Я не сказал об этом ни слова, но Маше, вероятно, сделался внятен ход моих мыслей.
— А вас не очень-то взволновали Мишины намеки, — замечает она вскользь и, уловив мое недоумение, между прочим поясняет: — Ну, эти возможности каких-то там, у вас, перемен.
Оказывается, наблюдательная девушка. В ее-то нежном возрасте, когда представления о жизненных свершениях должны вырисовываться в формах скорее умозрительных, романтически-идеальных.
— Правильно заметили, — подтверждаю я, — можно сказать, совсем не взволновали.
— Почему же? — ничуть не стесняясь, в упор спрашивает Маша, не забыв при этом с обходительностью хозяйки подлить кофе и мне, и себе.
— Потому что меня они вряд ли коснутся. Я не играю в эти игры, Маша. Я типичный аутсайдер, если пользоваться спортивной терминологией. Та самая лошадь, на которую никто не ставит.
— Ну а как же самолюбие?
Мне даже смешно становится — кто из нас в самом деле журналист, я или она, кому из нас свойственнее задавать вопросы? — хотя, честно говоря, за многие годы газетной службы я так и не обучился профессиональной беззастенчивой настойчивости. Отвечать, однако, придется, и пусть уж эта нескромная красавица сама пеняет на свою прямолинейную любознательность.
— Видите ли, Маша, самолюбие удовлетворяется разными вещами. Тут нет всеобщего правила. Вернее, из общего правила есть сотни исключений. Вот вы пришли с женатым мужчиной в чужой дом, и самолюбие ваше при этом, кажется, ничуть не страдало. Миша оставил вас в этом доме, и опять же непохоже, чтобы вы испытывали по этому поводу нравственные муки. — Я не хотел этого говорить, видит бог, она сама меня вынудила.
— А вы еще и ханжа, оказывается, — разочарованно тянет Маша и морщится при этом, словно у нее заболел зуб.
— Может быть, — не собираюсь я возражать, — но мы говорили о самолюбии, а не о ханжестве. Знаете, например, за что я люблю метро? За то, что оно безразлично к моей истинной ценности. Оно ее не повышает и не понижает.
Маша смеется:
— А машина повышает настолько, что с ее помощью можно знакомиться с девушками?

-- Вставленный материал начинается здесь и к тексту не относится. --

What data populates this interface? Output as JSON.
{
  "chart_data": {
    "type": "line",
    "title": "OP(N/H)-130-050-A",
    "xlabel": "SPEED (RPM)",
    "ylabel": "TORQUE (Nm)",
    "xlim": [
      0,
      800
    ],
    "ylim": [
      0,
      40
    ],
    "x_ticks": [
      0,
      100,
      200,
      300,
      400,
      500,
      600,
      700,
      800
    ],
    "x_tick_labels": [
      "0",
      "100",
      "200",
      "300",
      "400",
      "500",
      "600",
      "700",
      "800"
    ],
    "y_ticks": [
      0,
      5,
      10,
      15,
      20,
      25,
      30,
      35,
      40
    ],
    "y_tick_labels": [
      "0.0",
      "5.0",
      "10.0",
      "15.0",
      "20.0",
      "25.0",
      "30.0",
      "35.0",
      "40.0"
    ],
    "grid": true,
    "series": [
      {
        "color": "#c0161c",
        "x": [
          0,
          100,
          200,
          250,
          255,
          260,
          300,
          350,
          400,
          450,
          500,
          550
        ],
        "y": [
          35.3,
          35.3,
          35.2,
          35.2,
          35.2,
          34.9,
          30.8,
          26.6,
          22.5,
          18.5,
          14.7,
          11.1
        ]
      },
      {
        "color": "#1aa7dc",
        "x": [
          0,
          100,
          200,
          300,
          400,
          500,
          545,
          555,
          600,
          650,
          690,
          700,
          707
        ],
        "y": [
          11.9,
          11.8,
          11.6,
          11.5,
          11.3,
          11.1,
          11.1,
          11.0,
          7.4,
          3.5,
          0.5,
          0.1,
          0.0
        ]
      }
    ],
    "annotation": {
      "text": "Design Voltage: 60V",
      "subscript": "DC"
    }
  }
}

— Вот именно. А знакомиться полагается с помощью каких-либо личных достоинств. На мой взгляд. Только не говорите, пожалуйста, что я завистник.
Маша милостиво улыбается, будто бы награду мне присуждает.
— Нет, что вы! Вы самый бескорыстный из всех Мишиных одноклассников.
Я прикладываю руку к сердцу:
— Как видите, счастья это до сих пор не принесло.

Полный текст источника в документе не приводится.